The present study has some limitations. This meta-analysis only included observational studies; thus, there is a possibility of residual or unmeasured confounding factors, although we used multivariable RR and adjusted for potential confounders, and the subgroup analyses showed no significant difference in terms of adjustment factors (study design, study location, BMI, alcohol, energy intake). Second, different criteria were used to diagnose the MetS, and the studies included in this meta-analysis used different methods for dietary assessment; the use of different criteria or method might affect the strength of the link between dairy food consumption and risk of the MetS and its components. Third, we could not conduct a meta-analysis for various types of dairy foods such as cheese because of the lack of studies conducted.

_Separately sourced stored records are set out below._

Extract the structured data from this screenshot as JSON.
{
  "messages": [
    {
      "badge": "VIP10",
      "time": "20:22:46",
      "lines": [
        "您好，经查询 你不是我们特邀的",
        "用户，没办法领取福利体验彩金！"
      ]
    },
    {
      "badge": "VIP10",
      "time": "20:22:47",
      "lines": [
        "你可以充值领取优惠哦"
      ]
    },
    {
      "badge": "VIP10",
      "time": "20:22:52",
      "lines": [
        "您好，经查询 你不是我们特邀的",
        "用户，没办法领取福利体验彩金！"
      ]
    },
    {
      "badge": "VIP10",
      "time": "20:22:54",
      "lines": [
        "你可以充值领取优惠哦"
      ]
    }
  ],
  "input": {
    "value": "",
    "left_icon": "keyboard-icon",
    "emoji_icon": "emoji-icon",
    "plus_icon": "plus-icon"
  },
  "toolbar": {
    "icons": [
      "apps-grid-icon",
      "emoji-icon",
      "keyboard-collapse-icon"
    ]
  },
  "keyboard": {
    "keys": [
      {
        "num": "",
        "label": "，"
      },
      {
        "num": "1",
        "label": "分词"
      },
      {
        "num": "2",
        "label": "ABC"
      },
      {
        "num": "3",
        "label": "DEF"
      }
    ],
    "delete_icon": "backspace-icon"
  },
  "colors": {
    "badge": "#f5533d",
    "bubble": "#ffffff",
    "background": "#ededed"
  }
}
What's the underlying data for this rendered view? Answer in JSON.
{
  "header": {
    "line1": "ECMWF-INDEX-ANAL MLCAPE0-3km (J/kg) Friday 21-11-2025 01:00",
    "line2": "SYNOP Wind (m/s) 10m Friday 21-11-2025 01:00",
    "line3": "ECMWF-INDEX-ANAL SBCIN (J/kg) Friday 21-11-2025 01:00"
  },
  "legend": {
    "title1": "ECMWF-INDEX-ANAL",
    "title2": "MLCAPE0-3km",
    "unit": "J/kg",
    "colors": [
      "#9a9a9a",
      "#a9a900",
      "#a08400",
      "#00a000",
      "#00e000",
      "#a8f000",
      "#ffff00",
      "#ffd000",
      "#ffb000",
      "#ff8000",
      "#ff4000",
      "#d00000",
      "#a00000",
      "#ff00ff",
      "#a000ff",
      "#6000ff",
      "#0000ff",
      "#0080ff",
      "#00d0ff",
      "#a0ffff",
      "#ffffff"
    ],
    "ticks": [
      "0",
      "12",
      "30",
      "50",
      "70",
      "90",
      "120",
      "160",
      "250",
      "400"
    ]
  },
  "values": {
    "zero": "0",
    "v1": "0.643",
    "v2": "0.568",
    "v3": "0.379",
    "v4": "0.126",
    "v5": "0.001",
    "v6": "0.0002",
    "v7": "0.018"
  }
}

In conclusion, the results from this dose–response meta-analysis of prospective cohort studies and cross-sectional studies showed that individual dairy food consumption such as milk and yogurt as well as total dairy food consumption was inversely associated with risk of the MetS and its components. A meta-analysis on randomised clinical trials should be conducted to provide strong evidence for the relationship between individual dairy food consumption and risk of the MetS and its components.
Acknowledgements
We thank Korea Centers for Disease Control and Prevention (KCDC) for providing open source data. This research was supported by the Basic Science Research Program of the National Research Foundation of Korea (NRF), funded by the Ministry of Education, Science and Technology (grant no. NRF2016 R1D1A1B03931307). The NRF had no role in the study design, data analysis or writing of this article.
All authors had a significant role in the study. M. L. and H. L. contributed to data analysis and writing the manuscript. J. K. contributed to designing the research and writing the manuscript; she has primary responsibility for the final content. All authors read and approved the final manuscript.
The authors declare that there are no conflicts of interest.